Pete's confused by the language people use to sell thoughts and ideas

Thursday March 14, 2002, Diane Sawyer interviewed Rosie O'Donnell on "Prime Time" Thursday. I'm not sure if the subject matter was adoption, foster care or gay rights. The theme of the story was titled, "For The Sake of the Children." Rosie came out I guess for the sake of the children, however it seems she has a problem with the State of Florida and its law, which prohibits gay people from adopting children. The interview revolved around Rosie's coming out, her parenting skills as well as two gay men who are raising HIV kids. After watching the two-hour show I was totally confused. Was the show really being aired for the sake of the children or was the children's plight being used to promote gay rights?

Have you noticed how entertaining beer commercials are? Beer commercials are designed to sell beer by suggesting to the viewer that people who drink beer have more friends and a lot more fun! After all, if you don't drink beer or listen to the right music, wear the right clothes or drive the right car you're a useless misfit failure, who will be ignored by the beautiful people.

It seems everyone has a built-in desire to belong to something or to be identified with something or someone. The media has developed so many pockets of personalities for us to adopt in a successful attempt to control our buying habits as well as our view of life. In a river, you can only swim against the current so long and you get tired. Finally, you give up because you're exhausted and decide to just flow with it.

Rollin' down the river

I've found contracting to be one of the most complicated rivers to navigate. Have you ever wondered what the heck you're doing in this business? Have you considered just how treacherous contracting can be? Just to remind you here is a short list of things you deal with regularly: plans, specifications, contracts, sub-subcontractors, suppliers, general contractors, insurance, banking, taxes, unions, superintendents, lawyers, project managers, estimators, vehicles, schedules, liquidated damages, payment, liens, collections, employees, safety, defect claims, personalities and management.

As you know, contracts and signed proposals can be most damaging to subcontractors. When a concern or problem arises, it never fails that someone will ask, "What does the contract say?" In my opinion, construction contracts, plans and specifications are confusing, manipulative, evasive, self-serving and just as deceptive as beer commercials.

Humans need water but they don't need beer or soft drinks in order to live. Advertisers have found that people will drink, eat, wear or drive anything that meets an emotional need.

In contracting, we could ask this question: What needs do general contractors and owners have that we can fill? I don't mean the obvious needs associated with proper service. I believe their single most important need is to receive the lowest, most inclusive bids from subcontractors and suppliers. Otherwise they are out of business, gone, history, adios amigo!

If a subcontractor has been around several years and decides to stop bidding a particular general contractor, that GC could literally lose a job by not having all the sub bids. My old boss told me, "Generals need subcontractors more than subcontractors need generals." He also said that, "Most subcontractors don't know how powerful their bids are."

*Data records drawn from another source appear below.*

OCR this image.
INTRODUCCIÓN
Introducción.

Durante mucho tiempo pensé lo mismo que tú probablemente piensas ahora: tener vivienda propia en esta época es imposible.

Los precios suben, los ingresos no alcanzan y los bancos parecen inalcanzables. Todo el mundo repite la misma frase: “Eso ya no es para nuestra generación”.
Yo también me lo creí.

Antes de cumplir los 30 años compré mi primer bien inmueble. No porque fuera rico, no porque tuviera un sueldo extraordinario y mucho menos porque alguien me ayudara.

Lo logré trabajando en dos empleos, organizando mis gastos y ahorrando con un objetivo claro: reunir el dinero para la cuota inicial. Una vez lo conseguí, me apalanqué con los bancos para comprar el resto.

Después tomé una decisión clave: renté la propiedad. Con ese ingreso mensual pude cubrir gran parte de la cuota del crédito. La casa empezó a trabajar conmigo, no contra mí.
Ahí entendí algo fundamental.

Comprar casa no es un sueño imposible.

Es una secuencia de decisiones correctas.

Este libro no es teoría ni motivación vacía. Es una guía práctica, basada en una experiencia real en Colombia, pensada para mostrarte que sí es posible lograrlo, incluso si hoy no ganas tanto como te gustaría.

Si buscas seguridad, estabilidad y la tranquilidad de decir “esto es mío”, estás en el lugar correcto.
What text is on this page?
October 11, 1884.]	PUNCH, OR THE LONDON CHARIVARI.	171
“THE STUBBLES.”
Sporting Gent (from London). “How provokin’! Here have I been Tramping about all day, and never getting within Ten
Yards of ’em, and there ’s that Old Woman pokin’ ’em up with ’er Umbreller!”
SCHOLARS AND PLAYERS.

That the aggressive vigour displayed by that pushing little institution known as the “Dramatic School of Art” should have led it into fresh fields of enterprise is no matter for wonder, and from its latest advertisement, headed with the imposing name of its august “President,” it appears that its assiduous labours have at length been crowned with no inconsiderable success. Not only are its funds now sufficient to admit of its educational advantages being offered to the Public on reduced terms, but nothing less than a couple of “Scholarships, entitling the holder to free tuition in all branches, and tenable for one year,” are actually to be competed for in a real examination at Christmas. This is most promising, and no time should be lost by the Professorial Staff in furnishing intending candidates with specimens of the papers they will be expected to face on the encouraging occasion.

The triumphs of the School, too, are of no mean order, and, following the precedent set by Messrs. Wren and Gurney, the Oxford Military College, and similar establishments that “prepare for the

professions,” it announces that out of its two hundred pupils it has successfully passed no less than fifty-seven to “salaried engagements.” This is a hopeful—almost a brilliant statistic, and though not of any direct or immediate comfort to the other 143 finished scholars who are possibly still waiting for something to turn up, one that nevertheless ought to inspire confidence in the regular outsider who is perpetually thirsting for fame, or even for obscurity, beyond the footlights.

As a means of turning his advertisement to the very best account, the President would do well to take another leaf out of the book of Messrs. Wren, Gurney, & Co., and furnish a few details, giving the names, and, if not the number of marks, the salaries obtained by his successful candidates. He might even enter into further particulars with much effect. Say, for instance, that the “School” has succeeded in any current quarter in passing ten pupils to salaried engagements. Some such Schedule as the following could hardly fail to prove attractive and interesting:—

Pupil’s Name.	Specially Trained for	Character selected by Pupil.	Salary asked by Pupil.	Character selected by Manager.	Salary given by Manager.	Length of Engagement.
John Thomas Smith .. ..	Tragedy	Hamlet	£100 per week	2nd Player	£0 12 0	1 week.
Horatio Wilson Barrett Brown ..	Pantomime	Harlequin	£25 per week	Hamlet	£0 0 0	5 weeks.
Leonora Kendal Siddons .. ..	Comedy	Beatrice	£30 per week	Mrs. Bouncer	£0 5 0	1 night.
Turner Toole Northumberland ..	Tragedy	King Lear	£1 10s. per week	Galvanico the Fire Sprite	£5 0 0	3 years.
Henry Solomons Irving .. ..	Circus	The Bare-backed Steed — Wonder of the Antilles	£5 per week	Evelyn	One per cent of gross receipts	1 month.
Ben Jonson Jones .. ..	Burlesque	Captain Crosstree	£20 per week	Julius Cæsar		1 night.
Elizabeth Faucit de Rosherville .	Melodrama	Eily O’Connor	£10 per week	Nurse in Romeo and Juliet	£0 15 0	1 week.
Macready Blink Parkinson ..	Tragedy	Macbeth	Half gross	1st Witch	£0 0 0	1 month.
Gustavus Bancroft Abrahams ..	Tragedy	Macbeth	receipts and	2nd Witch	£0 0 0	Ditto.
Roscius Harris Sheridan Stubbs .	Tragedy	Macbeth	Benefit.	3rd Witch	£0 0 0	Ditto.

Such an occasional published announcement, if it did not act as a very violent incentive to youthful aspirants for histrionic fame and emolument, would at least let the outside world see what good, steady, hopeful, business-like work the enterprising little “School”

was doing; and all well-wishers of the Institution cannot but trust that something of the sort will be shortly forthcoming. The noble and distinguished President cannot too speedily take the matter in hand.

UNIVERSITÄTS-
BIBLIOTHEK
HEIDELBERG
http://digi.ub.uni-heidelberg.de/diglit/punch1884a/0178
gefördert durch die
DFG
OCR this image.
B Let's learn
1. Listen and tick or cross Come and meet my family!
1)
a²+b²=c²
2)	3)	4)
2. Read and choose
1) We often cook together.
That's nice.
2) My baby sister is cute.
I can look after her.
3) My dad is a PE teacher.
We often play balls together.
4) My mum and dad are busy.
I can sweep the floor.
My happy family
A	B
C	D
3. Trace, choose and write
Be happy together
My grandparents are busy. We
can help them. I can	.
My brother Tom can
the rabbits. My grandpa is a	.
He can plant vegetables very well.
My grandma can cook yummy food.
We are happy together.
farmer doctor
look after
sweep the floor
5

What would it take for you to stop bidding a particular owner or general contractor? Where do you draw the line? What's your limit? You may choose to stop bidding a general because of slow payment, bid shopping, he is poorly organized, has treated you unfairly or it could simply be you would rather work with some other GC.

One of the reasons defect claims have increased astronomically is due to inexperienced GCs and subcontractors. Subcontractors have put new GCs in business just because they choose to give them their bid. Why give our bids to just anyone? Shouldn't we have some sort of standard before we trust someone with our bids?

Think about it: If you've worked with several GCs and owners who have been around for many years and who have treated you reasonably fair, why would you give a newcomer or an out-of-town GC the same price?

Is it worth it?

Another huge consideration before giving a GC your bid is to determine if the general is worthy of your insurance coverage. Do you really want to waste your bid to a GC who could care less if you're insured or not? If a claim arises now or in the future, most likely, you're going to be involved. Do you really want to do work for a GC who is inexperienced or who doesn't know the problems associated with working in your particular geographic area? Do you really want to work for GCs who accept bids from and use marginal subcontractors whose defective work may involve you in a claim?

I recently read a manual distributed jointly by an insurance broker and law firm. The manual suggested that insurance rates were going up and that coverage is shrinking. One part of the manual caused me to laugh out loud: It stated most GCs want subcontractors to be responsible for their mistakes. I had to re-read the sentence and realized that I had omitted the word "own." When I thought about it I realized that nearly all generals want subcontractors to be responsible for all mistakes, otherwise GCs would not sub out most of the work nor would they require subcontractors to name them as additionally insured. Further, GCs would not require subcontractors to sign contracts and indemnity agreements that are one sided and confusing.

Have you noticed a lack of variety of grocery stores, lumberyards, hardware stores, banks and gas stations? Mom-and-pop operations have for the most part disappeared. As construction insurance becomes more expensive and possibly unavailable to many subcontractors, we should see less competition. When subcontractors have less competition, the cost of widgets should rise dramatically. The concern now may be who can afford the cost of coverage and who will have coverage.

Those subcontractors who have and are able to maintain insurance, as well as to seek out a small profit this year, will be the first to make money when the economy improves. Many subcontractors have the talent to separate truth from nonsense.

The construction business is complicated, however, subcontractors and their bids are vitally important to owners and GCs. Consider being selective as to who, what and how much you bid.

The talent to separate truth from nonsense is amazing! I wonder why we have such a difficult time separating truth from nonsense when it comes to contracts and beer commercials? Maybe we're not as wild and independent at heart as we think. Whatever the reason, we can start each day choosing to eliminate nonsense from our lives, contracts and customers. If you get any complaints just tell them you're wild at heart and you're tired of everything coming up Rosie!

Remember: Teamwork begins with a fair contract!